By Chris Edwards |  No Comments  |  Posted: June 7, 2015
Topics/Categories: Blog - EDA  |  Tags: , , , ,

OneSpin Solutions has used its formal-verification technology as the basis for an app intended for ISO 26262 projects that analyzes the ability of a design to deal with fault conditions.

Raik Brinkmann, president and CEO of OneSpin, said: “Fault qualification is one of the most time-consuming and important operations in the verification of these designs, and we have produced a unique app that fully complements our safety critical solution.”

OneSpin vice president of marketing Dave Kelf said a key requirement for designing systems for ISO26262 is to be able to simulate the behavior of faults on a gate-level netlist without actually changing the design to include those faults.

Cadence Design Systems launched a fault simulator last year to identify how the system copes with faults in the hardware and error conditions. The OneSpin tool uses formal verification instead to exhaustively find out how faults can propagate through the design.

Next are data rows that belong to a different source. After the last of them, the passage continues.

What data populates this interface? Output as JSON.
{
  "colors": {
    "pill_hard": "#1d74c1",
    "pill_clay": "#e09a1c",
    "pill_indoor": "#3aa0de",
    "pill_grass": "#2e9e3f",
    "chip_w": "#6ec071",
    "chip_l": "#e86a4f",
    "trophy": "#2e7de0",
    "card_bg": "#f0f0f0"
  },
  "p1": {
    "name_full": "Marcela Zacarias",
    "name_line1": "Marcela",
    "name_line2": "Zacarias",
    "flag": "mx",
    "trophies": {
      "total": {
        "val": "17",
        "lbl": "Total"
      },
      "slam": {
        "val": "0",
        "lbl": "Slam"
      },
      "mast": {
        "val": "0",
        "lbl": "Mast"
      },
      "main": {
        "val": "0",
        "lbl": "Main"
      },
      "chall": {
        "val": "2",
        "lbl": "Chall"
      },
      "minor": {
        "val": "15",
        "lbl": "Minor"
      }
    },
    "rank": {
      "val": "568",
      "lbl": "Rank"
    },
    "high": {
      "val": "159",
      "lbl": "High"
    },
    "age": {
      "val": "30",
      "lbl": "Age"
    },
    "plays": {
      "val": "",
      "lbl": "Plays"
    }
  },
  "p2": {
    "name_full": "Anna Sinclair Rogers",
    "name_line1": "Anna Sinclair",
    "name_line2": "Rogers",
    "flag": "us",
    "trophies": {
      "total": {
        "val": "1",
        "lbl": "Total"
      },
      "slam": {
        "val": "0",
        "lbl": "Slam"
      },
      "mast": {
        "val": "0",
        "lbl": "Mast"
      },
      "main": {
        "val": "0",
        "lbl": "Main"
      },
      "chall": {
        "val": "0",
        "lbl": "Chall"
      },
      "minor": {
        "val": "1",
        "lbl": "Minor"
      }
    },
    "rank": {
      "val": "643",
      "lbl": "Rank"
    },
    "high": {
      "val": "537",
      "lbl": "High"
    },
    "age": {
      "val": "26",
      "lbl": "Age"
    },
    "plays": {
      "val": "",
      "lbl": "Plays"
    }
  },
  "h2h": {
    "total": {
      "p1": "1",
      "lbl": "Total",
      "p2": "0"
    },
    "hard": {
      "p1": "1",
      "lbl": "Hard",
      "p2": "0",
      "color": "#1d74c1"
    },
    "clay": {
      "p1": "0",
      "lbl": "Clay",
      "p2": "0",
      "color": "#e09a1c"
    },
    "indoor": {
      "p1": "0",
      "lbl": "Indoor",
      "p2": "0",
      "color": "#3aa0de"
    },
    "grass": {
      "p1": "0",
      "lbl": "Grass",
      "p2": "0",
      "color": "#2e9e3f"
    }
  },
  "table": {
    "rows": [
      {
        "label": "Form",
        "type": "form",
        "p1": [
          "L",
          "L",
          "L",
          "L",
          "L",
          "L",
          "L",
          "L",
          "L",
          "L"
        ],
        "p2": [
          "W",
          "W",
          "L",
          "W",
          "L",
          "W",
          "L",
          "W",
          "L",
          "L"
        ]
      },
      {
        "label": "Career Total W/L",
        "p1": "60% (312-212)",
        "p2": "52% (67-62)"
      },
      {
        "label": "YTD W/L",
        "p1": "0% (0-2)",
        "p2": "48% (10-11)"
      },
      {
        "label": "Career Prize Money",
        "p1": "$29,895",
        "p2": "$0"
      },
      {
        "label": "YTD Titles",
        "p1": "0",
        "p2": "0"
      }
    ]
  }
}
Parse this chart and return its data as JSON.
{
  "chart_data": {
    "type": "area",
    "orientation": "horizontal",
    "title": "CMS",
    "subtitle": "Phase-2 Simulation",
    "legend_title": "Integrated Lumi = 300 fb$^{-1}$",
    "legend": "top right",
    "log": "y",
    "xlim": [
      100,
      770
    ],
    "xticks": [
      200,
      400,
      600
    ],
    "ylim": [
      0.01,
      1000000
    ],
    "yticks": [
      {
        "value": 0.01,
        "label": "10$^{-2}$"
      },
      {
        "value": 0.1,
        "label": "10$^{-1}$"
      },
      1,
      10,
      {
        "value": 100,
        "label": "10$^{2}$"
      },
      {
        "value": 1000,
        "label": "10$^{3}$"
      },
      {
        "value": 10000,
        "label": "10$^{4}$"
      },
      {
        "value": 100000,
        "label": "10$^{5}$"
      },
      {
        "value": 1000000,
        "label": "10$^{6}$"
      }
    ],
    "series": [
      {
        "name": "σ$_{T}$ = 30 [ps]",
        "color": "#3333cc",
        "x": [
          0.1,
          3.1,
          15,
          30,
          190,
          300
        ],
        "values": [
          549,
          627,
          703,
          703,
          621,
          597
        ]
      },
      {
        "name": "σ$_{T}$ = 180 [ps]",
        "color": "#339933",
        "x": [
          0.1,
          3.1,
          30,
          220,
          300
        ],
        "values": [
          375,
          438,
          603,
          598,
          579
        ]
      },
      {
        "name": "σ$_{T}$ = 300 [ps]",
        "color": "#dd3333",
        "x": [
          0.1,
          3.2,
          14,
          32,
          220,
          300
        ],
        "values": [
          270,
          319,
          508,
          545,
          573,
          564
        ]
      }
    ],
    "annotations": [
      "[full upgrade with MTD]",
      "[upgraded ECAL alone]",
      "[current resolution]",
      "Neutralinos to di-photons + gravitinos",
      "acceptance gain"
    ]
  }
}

Kelf said: “One example is with Hamming codes. Formal technology can check whole state space to see, in the case of a RAM, whether the Hamming code could fix for all single bit errors and report two-bit errors. Formal can do that much more quickly than simulation.”

The 360 Qualify tool can operate on an entire fault population, or a user-defined fault list to provide a statistical analysis based on fault sampling. A specified area of interest or restricted fault list also may be applied to save unnecessary processing time. An initial design state generated at a specific timestamp during a simulation may be loaded for context specific testing. The app includes full graphical debugging to help with the detection of fault propagation.